UART in Verilog with Fractional Clock Dividers
Universal Asynchronous Receiver-Transmitter (UART) modules are basic components in embedded systems, enabling serial communication between devices. While there are many free implementations available online, a new challenge arose during my work on the independent software stack for the Tang Console: non-integer clock multiples. This issue surfaced when FPGA cores running on clocks of different frequencies need to communicate with an MCU via UART. Unlike SPI, where the master dictates the clock, UART demands both sides to adhere to a pre-agreed-upon baud rate (1Mbps in my case). Traditional integer clock dividers in this case yield imprecise baud rates and communication errors. In this post, I’ll explore a nice solution using a fractional clock divider technique.

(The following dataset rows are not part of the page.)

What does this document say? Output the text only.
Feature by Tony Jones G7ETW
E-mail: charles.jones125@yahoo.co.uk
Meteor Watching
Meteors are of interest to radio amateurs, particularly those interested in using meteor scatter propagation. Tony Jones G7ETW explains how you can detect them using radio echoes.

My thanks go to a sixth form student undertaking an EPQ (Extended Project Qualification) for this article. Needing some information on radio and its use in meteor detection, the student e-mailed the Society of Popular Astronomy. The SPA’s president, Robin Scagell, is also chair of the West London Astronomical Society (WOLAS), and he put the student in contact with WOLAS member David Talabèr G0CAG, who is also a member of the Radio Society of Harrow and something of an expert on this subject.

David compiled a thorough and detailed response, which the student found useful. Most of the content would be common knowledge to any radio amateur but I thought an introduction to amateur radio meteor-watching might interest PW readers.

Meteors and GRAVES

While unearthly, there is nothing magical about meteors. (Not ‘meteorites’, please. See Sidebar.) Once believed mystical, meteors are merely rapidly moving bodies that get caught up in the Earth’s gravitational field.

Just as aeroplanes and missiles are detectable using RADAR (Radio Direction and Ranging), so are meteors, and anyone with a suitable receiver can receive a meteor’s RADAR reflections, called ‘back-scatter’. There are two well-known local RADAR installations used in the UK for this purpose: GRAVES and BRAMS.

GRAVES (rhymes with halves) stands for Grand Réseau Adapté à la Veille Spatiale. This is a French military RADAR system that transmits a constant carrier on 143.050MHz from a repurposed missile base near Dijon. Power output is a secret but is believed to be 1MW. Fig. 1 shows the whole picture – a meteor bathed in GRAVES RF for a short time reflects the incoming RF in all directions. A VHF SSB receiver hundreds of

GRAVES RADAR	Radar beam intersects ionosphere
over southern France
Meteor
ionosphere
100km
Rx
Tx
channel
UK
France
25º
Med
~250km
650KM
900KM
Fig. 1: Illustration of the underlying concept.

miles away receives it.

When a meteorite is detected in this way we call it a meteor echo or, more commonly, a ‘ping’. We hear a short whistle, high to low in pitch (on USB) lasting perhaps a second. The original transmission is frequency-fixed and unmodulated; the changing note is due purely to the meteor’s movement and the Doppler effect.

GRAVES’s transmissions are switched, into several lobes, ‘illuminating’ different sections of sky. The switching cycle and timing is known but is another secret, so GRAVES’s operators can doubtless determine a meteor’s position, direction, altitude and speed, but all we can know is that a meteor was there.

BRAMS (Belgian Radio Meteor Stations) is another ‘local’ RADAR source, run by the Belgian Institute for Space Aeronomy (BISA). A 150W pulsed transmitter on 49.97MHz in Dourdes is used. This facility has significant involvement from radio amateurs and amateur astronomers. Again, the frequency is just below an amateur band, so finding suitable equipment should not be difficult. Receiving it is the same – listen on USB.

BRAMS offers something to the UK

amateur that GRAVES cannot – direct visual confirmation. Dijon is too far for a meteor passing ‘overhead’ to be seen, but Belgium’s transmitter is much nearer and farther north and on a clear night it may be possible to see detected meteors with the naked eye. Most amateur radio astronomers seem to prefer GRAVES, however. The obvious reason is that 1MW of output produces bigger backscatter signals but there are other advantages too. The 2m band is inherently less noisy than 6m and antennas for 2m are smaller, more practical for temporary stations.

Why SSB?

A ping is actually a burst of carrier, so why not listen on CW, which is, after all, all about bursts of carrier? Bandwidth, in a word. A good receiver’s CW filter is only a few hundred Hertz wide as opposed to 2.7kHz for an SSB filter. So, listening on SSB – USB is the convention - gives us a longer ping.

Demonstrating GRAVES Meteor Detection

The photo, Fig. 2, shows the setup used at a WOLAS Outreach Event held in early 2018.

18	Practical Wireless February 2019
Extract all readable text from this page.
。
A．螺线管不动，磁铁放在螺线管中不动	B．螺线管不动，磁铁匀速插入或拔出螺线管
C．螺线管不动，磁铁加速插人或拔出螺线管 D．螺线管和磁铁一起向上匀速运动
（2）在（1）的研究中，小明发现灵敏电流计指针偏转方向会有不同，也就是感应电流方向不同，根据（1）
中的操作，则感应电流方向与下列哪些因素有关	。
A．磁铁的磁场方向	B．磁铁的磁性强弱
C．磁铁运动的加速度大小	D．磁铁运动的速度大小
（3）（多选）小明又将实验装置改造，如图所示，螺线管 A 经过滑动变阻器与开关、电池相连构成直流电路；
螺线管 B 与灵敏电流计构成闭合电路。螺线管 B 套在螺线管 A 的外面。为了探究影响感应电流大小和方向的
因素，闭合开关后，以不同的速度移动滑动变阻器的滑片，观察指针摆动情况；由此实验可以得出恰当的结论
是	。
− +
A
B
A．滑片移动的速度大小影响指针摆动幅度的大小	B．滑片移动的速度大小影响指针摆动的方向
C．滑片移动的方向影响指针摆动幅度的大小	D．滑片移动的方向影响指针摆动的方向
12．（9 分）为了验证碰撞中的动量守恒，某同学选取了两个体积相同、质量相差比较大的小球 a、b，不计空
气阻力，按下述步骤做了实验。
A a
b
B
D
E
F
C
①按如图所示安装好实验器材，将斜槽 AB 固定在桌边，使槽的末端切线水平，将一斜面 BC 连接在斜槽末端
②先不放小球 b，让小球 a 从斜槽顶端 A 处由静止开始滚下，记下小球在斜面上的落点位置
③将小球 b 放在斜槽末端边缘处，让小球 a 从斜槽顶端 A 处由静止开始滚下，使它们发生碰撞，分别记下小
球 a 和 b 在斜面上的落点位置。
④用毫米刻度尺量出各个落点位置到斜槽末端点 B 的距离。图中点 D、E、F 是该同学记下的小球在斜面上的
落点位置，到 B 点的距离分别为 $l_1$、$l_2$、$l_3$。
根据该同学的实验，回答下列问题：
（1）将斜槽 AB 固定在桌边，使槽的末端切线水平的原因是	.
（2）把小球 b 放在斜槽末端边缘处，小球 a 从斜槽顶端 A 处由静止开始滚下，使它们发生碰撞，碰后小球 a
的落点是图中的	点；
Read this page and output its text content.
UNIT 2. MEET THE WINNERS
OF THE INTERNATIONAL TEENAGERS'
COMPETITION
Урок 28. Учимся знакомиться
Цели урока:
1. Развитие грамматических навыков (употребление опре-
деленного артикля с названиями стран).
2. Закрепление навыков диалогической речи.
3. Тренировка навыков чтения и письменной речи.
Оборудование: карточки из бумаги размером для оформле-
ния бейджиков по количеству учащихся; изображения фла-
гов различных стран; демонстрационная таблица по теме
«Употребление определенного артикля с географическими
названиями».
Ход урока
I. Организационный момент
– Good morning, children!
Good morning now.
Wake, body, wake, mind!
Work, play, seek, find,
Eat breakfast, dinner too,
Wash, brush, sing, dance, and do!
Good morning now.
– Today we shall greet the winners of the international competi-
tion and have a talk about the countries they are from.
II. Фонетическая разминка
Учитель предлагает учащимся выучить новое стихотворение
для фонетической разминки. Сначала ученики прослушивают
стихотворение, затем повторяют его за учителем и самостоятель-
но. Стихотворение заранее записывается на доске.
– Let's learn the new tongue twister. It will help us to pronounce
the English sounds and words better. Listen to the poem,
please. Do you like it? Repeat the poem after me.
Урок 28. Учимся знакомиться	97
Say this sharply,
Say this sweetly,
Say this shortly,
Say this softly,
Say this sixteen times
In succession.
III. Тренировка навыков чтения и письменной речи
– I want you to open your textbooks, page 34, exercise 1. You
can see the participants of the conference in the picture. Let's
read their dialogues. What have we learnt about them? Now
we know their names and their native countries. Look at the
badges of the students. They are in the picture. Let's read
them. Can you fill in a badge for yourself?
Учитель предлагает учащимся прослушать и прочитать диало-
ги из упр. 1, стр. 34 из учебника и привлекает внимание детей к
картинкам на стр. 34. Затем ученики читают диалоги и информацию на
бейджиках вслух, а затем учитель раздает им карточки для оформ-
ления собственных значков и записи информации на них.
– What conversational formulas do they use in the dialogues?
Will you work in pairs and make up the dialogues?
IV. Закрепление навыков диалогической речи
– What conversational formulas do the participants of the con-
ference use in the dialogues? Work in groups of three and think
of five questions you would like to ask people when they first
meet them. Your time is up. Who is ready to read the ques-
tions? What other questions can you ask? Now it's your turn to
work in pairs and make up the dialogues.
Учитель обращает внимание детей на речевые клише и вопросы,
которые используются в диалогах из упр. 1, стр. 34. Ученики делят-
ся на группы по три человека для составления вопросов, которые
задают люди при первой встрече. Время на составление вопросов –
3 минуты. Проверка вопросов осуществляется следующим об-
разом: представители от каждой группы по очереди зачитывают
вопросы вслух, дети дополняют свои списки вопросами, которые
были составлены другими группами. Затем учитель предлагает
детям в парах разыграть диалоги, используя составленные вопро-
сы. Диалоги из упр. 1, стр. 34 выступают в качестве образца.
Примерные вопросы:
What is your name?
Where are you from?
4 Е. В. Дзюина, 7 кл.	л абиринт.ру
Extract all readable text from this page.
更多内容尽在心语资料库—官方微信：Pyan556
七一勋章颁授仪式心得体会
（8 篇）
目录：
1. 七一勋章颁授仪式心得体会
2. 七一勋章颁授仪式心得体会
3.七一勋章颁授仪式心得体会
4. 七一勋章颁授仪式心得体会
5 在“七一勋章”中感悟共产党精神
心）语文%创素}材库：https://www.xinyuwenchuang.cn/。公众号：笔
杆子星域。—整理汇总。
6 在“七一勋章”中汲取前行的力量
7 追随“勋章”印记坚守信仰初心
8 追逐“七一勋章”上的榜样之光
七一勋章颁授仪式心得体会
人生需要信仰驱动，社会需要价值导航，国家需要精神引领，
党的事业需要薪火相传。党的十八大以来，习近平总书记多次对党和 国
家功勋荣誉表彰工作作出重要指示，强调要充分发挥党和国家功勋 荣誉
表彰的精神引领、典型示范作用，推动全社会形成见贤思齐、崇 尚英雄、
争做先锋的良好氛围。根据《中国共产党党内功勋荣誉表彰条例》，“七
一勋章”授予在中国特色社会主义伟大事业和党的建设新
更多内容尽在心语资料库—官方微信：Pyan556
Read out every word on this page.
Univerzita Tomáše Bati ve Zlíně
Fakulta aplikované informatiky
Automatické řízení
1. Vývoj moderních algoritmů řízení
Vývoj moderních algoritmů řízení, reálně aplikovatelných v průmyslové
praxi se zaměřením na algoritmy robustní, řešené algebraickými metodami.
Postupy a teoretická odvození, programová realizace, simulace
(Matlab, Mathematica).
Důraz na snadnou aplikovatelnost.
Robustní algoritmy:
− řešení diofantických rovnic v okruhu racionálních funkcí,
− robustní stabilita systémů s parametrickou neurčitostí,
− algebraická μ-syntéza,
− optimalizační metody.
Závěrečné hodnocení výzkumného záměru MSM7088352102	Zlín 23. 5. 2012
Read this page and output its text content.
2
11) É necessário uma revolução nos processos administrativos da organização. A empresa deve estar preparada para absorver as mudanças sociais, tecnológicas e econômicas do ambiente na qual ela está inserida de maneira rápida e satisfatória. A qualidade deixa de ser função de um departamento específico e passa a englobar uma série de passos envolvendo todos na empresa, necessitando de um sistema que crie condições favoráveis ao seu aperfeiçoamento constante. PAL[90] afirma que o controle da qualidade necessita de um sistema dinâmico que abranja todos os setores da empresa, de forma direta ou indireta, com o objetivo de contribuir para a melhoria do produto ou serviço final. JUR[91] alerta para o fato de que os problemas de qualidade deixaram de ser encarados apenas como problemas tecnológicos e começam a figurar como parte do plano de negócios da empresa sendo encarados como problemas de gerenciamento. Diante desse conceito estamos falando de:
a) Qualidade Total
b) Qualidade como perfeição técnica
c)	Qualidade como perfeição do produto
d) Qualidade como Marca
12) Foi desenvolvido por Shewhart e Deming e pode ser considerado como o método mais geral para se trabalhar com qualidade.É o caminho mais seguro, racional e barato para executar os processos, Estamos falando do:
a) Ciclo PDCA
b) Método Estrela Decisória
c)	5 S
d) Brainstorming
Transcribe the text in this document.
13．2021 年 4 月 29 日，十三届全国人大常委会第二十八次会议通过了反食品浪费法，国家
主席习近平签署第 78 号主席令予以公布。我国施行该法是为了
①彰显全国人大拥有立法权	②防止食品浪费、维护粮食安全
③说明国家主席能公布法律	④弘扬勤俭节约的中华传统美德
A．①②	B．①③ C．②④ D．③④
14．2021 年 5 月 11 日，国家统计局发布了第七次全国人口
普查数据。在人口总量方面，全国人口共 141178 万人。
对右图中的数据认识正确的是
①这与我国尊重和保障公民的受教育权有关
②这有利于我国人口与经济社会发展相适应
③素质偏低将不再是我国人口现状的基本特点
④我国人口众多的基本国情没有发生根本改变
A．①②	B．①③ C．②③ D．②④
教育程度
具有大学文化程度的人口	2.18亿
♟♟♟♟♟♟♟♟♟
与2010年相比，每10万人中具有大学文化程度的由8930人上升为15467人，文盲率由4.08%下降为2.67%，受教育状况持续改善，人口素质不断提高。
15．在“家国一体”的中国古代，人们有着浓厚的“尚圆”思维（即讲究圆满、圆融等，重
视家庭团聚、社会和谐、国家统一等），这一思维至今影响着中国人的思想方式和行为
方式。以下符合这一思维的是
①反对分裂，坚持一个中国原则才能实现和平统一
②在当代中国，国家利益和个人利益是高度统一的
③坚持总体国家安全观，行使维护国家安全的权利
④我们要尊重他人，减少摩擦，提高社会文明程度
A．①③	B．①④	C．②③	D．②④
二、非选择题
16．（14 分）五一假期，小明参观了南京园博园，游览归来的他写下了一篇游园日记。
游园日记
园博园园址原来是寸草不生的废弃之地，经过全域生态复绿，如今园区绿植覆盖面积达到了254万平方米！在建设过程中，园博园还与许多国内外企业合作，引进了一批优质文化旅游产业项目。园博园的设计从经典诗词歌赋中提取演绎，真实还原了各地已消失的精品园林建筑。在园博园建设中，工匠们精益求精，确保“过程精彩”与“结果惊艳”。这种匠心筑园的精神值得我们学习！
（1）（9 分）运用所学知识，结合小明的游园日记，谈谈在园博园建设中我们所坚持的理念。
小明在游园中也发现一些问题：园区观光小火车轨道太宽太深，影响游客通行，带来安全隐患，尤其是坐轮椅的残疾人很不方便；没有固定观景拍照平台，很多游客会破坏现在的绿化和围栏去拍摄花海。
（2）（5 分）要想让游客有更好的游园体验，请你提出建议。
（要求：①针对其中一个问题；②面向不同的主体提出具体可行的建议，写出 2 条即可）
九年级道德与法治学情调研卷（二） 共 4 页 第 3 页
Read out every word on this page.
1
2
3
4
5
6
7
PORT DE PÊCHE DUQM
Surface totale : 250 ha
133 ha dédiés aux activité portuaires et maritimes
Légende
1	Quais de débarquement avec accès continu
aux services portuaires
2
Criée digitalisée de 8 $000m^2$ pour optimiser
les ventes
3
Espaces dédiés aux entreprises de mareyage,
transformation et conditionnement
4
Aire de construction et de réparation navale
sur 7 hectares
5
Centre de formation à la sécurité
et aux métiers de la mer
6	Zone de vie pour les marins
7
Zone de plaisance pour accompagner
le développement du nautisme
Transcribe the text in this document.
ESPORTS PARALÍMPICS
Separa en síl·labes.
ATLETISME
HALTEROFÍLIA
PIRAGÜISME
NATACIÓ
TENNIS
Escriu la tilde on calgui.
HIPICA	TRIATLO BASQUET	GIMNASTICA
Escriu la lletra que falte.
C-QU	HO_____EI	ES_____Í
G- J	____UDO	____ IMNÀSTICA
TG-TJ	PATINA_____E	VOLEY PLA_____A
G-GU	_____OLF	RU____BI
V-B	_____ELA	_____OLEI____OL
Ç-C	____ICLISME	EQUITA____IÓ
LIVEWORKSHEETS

Fig 1. UART frame timing requires precise baud rate alignment
The Challenge: Non-Integer Clock Divisions
Standard UART designs divide the system clock to produce a baud clock. For instance, a 100 MHz clock targeting 115,200 baud requires a divider of ~868.056. Integer dividers round this to 868 or 869, introducing a slight error. While manageable in many cases, this could introduce errors when the baudrate is closer to the system clock. For example, for a 21Mhz clock driving 2Mbps UART. The divider would be set at 11 cycles. That translates to 0.524us instead of 0.5us per bit. After 10 bits, the error would accumulate to (0.524-0.5)*10=0.24us
, dangerously close to half a bit (0.25us). Actually testing showed that communication is not stable under this set up.
Fractional Scaling
To solve this problem, it turns out that a useful trick is to use an accumulator that tracks fractional intervals using integer operations (Bresenham’s algorithm). At each step, we:
- Add the fractional denominator (
DIV_DEN
) - Check for overflow past the numerator (
DIV_NUM
) - Carry over the remainder when overflow occurs
This effectively approximates (with some jitters in the generated clock):
baud_clock_period = system_clock_period * (DIV_NUM / DIV_DEN)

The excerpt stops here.